December 2019

These features and Azure Databricks platform improvements were released in December 2019.

Note

Releases are staged. Your Azure Databricks account may not be updated until a week or more after the initial release date.

Databricks Connect now supports Databricks Runtime 6.2

December 17, 2019

Databricks Connect now supports Databricks Runtime 6.2.

Configure clusters with your own container image using Databricks Container Services (GA)

December 16, 2019: Version 3.7

Generally available in Databricks Runtime 6.1 and Azure Databricks platform version 3.7, Databricks Container Services lets you configure a cluster with your own container image. You can pre-package complex environments within a container, publish it to a popular container registry such as ACR, ECR, or Docker Hub, and then have Azure Databricks pull the image to create a cluster. Some example use cases include:

  • Library customization - you have full control over the system libraries you want installed
  • Golden container environment - your Docker image is a locked down environment that will never change
  • Docker CI/CD integration - you can integrate Azure Databricks with your Docker CI/CD pipelines

There are many other use cases, ranging from specifying configuration to installing machine learning packages.

For details, see Customize containers with Databricks Container Service.

Databricks Runtime 6.2 for Genomics GA

December 3, 2019

Databricks Runtime 6.2 for Genomics is built on top of Databricks Runtime 6.2. It includes many improvements and upgrades from Databricks Runtime 6.1 for Genomics, including:

  • Firth logistic regression
  • User-defined sample quality control metrics
  • Pipe transformer performance improvement
  • More robust joint genotyping
  • Simplified integration with LOFTEE
  • Hail 0.26.0
  • Samtools 1.9

December 3, 2019

Now that the Azure Databricks SCIM Provisioning Connector is available in the Microsoft Entra ID (formerly Azure Active Directory) app gallery, it is easier to set up provisioning of users and groups from Microsoft Entra ID to Azure Databricks. For details, see Configure SCIM provisioning using Microsoft Entra ID (Azure Active Directory).

Databricks Runtime 5.3 and 5.4 support ends

December 3, 2019

Support for 5.3 and 5.4 ended on December 3. See Databricks runtime support lifecycles.

Databricks Runtime 6.2 ML GA

December 3, 2019

Databricks Runtime 6.2 ML GA brings many library upgrades, including:

  • TensorFlow and TensorBoard: 1.14.0 to 1.15.0.
  • PyTorch: 1.2.0 to 1.3.0.
  • tensorboardX: 1.8 to 1.9.
  • MLflow: 1.3.0 to 1.4.0.
  • Hyperopt: 0.2-db1 with Azure Databricks MLflow integrations.
  • mleap-databricks-runtime to 0.15.0 and includes mleap-xgboost-runtime.

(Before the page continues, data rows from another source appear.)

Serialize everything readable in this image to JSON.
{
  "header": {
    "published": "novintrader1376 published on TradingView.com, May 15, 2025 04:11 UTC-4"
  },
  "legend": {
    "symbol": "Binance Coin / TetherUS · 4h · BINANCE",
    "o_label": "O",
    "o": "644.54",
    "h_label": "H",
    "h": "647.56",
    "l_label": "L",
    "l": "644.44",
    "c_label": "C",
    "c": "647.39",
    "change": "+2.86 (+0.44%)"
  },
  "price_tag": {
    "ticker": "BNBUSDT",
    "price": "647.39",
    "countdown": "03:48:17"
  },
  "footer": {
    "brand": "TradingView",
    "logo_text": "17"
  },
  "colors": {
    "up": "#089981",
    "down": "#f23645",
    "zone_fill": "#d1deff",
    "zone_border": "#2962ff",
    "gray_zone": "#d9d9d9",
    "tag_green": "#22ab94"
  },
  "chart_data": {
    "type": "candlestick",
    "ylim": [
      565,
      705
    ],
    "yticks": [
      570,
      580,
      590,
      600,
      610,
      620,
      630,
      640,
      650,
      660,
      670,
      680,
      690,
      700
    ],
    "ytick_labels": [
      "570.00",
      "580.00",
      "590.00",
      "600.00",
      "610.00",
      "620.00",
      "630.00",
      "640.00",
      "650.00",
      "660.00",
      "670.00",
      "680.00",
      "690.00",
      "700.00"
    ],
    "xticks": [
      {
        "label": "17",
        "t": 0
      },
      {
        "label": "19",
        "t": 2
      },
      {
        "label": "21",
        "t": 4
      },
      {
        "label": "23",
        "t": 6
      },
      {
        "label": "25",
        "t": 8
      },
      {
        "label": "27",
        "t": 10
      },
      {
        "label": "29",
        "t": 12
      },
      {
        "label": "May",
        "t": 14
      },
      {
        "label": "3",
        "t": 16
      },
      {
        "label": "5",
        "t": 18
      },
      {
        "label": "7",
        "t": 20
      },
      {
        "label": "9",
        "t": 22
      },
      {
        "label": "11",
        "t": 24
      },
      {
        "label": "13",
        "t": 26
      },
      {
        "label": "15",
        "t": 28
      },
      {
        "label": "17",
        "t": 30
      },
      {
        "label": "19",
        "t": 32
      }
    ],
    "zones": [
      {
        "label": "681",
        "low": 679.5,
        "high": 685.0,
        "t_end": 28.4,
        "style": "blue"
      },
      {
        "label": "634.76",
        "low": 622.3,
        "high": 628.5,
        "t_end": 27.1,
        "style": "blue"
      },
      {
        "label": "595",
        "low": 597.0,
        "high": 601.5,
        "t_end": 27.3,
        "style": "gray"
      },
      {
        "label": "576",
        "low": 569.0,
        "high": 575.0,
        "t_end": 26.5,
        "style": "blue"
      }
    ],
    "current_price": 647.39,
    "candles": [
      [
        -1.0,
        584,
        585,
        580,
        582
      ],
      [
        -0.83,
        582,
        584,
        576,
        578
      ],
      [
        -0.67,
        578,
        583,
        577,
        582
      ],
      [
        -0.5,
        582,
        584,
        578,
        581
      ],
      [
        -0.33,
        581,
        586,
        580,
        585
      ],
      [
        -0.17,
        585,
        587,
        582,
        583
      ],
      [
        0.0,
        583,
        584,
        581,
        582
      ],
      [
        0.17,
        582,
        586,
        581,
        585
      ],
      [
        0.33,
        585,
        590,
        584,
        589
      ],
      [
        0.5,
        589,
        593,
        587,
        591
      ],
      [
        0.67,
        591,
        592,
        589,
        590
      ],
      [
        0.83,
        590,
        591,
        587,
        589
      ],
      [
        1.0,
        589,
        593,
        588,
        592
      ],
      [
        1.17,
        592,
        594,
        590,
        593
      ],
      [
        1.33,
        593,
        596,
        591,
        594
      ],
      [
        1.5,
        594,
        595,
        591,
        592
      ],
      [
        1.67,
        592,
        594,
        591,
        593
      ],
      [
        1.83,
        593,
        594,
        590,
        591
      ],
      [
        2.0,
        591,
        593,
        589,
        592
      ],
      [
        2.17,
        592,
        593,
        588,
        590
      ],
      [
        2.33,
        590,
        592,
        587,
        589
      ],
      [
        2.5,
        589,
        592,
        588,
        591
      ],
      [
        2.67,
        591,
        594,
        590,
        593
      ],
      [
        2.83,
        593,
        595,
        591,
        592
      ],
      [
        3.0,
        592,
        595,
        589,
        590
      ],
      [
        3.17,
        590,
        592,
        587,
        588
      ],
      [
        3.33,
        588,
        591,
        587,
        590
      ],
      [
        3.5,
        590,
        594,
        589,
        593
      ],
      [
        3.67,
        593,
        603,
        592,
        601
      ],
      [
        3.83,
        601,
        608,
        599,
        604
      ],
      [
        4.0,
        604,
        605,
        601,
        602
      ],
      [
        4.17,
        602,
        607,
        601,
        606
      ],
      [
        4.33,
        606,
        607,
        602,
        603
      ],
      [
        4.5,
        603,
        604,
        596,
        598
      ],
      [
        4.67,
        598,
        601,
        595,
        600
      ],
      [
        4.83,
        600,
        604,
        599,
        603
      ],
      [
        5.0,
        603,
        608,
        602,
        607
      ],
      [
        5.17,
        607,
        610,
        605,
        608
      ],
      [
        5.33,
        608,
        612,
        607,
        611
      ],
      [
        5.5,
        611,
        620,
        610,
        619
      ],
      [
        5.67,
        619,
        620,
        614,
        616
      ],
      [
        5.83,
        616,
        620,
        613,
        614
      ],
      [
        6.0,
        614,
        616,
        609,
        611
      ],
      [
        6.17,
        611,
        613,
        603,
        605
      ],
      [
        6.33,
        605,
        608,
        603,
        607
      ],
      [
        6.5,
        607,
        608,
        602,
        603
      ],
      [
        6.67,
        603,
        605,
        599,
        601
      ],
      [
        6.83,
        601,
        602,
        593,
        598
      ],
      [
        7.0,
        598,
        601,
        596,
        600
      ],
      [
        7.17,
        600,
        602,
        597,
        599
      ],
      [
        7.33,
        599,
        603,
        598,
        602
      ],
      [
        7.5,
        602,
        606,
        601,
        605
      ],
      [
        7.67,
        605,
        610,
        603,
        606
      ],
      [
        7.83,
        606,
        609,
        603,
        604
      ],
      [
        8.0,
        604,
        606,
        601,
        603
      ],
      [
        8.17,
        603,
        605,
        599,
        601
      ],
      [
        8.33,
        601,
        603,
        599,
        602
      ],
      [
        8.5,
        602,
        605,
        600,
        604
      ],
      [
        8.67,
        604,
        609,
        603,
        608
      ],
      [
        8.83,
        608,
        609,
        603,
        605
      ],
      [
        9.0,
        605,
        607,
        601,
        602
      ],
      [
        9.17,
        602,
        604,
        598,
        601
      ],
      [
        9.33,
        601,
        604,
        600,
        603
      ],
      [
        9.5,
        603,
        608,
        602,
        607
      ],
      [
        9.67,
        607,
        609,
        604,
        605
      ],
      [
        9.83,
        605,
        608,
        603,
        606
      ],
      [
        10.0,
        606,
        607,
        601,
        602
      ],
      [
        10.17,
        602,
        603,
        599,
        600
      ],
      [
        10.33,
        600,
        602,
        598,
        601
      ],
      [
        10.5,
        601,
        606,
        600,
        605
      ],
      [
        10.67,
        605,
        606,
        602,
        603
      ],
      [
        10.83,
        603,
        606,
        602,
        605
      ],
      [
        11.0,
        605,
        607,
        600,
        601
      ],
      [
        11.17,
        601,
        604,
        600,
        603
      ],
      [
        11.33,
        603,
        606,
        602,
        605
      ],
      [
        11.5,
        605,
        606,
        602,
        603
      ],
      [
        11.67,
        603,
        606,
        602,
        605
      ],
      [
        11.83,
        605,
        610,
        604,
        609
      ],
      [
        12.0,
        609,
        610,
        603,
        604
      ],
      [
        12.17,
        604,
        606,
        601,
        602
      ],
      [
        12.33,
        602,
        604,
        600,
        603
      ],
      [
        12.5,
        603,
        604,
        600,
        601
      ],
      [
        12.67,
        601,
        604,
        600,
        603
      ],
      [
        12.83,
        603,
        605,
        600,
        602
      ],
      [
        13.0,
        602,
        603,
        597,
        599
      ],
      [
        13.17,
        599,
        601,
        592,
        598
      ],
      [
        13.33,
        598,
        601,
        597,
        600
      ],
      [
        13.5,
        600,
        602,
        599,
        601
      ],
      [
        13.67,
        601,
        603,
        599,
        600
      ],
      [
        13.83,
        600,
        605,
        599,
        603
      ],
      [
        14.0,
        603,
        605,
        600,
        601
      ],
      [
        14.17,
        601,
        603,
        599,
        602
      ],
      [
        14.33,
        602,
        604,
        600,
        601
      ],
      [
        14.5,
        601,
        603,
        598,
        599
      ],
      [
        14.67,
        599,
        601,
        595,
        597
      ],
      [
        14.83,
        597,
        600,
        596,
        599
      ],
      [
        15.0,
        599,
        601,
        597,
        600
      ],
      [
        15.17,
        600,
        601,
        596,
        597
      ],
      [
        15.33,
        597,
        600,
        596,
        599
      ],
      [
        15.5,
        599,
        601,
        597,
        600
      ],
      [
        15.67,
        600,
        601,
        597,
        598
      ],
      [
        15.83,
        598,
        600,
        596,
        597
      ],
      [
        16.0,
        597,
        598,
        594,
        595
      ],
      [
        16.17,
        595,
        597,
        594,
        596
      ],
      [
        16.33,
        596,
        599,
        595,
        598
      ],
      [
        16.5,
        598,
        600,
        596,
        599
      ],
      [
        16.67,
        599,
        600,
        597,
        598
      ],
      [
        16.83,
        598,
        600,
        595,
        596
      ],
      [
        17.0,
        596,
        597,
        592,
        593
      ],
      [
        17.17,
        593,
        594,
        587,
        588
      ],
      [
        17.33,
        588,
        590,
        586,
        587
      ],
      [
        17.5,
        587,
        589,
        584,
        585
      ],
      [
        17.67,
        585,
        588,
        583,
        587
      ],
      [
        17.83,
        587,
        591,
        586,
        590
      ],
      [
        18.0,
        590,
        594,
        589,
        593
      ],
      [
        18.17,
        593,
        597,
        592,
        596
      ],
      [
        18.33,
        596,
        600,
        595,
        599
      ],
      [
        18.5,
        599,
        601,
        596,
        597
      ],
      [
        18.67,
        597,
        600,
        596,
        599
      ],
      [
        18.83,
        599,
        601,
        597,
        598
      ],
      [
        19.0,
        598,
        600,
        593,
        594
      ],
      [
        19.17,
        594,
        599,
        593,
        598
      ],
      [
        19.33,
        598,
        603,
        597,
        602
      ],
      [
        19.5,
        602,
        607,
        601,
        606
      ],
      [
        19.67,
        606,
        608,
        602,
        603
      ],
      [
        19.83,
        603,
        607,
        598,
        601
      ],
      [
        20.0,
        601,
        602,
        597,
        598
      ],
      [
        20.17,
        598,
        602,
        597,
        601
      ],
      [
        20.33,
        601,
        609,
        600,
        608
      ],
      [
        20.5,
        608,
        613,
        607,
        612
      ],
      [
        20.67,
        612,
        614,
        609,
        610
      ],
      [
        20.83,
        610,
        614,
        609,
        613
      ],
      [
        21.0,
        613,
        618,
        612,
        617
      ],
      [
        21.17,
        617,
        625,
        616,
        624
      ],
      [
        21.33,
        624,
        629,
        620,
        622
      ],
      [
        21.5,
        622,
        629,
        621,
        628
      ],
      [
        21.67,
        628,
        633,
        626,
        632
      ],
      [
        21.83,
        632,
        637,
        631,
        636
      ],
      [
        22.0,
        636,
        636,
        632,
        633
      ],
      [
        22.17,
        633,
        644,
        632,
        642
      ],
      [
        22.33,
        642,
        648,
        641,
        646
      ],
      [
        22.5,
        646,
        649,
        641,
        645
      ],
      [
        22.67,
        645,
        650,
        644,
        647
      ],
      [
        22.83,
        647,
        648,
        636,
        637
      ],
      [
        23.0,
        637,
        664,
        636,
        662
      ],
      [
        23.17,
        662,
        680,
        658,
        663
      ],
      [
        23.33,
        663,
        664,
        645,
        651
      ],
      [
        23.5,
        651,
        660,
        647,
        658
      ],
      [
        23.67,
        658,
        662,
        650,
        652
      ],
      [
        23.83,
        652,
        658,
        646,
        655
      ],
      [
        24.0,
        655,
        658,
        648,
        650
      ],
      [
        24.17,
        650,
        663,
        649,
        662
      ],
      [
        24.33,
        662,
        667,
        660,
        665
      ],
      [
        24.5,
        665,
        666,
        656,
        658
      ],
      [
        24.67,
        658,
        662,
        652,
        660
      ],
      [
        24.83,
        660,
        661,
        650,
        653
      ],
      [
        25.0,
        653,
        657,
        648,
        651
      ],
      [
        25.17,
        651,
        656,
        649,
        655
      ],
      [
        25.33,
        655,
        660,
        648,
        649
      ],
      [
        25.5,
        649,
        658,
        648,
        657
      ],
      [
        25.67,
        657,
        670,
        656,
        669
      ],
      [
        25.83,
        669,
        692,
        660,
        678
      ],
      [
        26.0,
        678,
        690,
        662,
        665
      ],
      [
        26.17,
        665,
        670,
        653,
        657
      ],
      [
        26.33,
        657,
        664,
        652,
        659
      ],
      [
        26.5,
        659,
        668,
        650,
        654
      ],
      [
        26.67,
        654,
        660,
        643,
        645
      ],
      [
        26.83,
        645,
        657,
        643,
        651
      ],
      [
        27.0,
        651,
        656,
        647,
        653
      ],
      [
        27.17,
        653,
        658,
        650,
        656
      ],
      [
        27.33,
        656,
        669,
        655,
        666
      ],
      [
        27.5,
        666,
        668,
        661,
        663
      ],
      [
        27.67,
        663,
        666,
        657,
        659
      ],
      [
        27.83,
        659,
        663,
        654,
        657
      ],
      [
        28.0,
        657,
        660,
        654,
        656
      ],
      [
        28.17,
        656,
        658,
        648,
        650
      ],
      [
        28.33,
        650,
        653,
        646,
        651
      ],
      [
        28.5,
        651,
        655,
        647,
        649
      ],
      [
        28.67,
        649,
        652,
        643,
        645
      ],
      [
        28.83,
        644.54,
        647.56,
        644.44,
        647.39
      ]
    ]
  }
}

For more information, see the complete Databricks Runtime 6.2 for ML (unsupported) release notes.

Databricks Runtime 6.2 GA

December 3, 2019

Databricks Runtime 6.2 GA brings new features, improvements, and many bug fixes, including:

  • Optimized Delta Lake insert-only merge

For more information, see the complete Databricks Runtime 6.2 (unsupported) release notes.

Databricks Connect now supports Databricks Runtime 6.1

December 3, 2019

Databricks Connect now supports Databricks Runtime 6.1. Databricks Connect allows you to connect your favorite IDE (IntelliJ, Eclipse, PyCharm, RStudio, Visual Studio), notebook server (Zeppelin, Jupyter), and other custom applications to Azure Databricks clusters and run Apache Spark code.